A National Endowment for the Humanities (NEH) grant will establish a minor in Asian American Studies and support current ethnic studies courses and programming at Chapman University.
The $150,000 award announced in January is the largest NEH grant in the university’s history and just one of 208 awarded to universities, museums and other organizations across the country. It will further advance the strong 21st century humanities educational experience offered in Wilkinson College of Arts, Humanities, and Social Sciences, says Jennifer Keene, Ph.D., dean of Wilkinson.
“The NEH grant will offer critical support for next year’s Engaging the World: Leading the Conversation on Ethnic Studies initiative by helping us develop innovative curriculum that advances the conversation on diversity, equity and justice in our community,” said Keene. “This includes distributing George Takei’s graphic novel about his experiences in a Japanese American internment camp to all students enrolled in the Engaging the World FFC program and bringing him to campus to speak.”
Adding an Asian American Studies minor is a logical next step for Wilkinson College, which in recent years expanded its interdisciplinary minors to include Africana Studies and Latinx and Latin America Studies, said Associate Professor Stephanie Takaragawa, Ph.D., who will direct the program.

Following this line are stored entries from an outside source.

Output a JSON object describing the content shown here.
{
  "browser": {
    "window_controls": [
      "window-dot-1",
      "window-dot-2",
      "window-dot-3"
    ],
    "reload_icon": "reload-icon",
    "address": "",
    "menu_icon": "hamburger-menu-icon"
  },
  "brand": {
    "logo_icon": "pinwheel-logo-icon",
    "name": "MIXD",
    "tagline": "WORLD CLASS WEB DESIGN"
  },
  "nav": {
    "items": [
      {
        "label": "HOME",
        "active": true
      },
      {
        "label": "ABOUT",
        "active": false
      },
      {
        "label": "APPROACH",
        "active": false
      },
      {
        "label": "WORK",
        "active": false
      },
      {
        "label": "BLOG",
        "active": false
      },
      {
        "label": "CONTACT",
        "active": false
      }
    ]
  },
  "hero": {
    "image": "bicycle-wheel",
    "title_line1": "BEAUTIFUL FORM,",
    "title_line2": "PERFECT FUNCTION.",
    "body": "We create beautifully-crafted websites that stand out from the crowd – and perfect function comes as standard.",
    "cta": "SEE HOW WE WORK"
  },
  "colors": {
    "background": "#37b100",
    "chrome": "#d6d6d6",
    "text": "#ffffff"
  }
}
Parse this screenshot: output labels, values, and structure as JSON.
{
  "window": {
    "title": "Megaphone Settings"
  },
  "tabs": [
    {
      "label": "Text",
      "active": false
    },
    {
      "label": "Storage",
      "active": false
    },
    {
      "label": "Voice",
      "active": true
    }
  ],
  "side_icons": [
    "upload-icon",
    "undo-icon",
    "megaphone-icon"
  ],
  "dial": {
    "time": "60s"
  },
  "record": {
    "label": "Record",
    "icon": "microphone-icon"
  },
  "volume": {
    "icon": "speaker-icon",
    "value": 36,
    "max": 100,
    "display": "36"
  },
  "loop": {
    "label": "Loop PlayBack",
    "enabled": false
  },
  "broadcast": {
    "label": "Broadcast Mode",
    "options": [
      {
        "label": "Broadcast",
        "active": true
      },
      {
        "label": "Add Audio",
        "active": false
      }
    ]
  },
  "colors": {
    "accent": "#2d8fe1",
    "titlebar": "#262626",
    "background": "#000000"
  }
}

Moreover, it is especially timely, Takaragawa said. Hate incidents against Asian Americans have surged during the Coronavirus pandemic, a symptom of racism and inadequate appreciation for the diversity that has long existed in U.S. history, culture and civic life, she said.
“Asian Americans continue to be seen as a perpetual foreigner or model minority that has been misunderstood in mainstream American history,” Takaragawa said. “It has become a problem in light of excessive violence toward Asians in recent years. The thinking that Asians are unassimilable, responsible for SARS and bird flu, along with the tendency to exoticize or fear Asians, has caused backlash. I think part of it is a lack of education and understanding.”
The new major also resonates with Chapman history. Chapman was a school of choice for many Filipinos at a time when few Asians were welcome in American higher education. Similarly, Japanese-American alumni like Toshi Ito ’46 and Paul Nagano ’42 found kindness and support at Chapman in the years surrounding World War II.
“We have this history that is instilled in us,” Takaragawa said. “That’s one of the reasons this is a really important legacy for Chapman.”
Wilkinson will incorporate programming related to the new minor in upcoming events and projects. Official enrollment in the minor opens in fall 2023.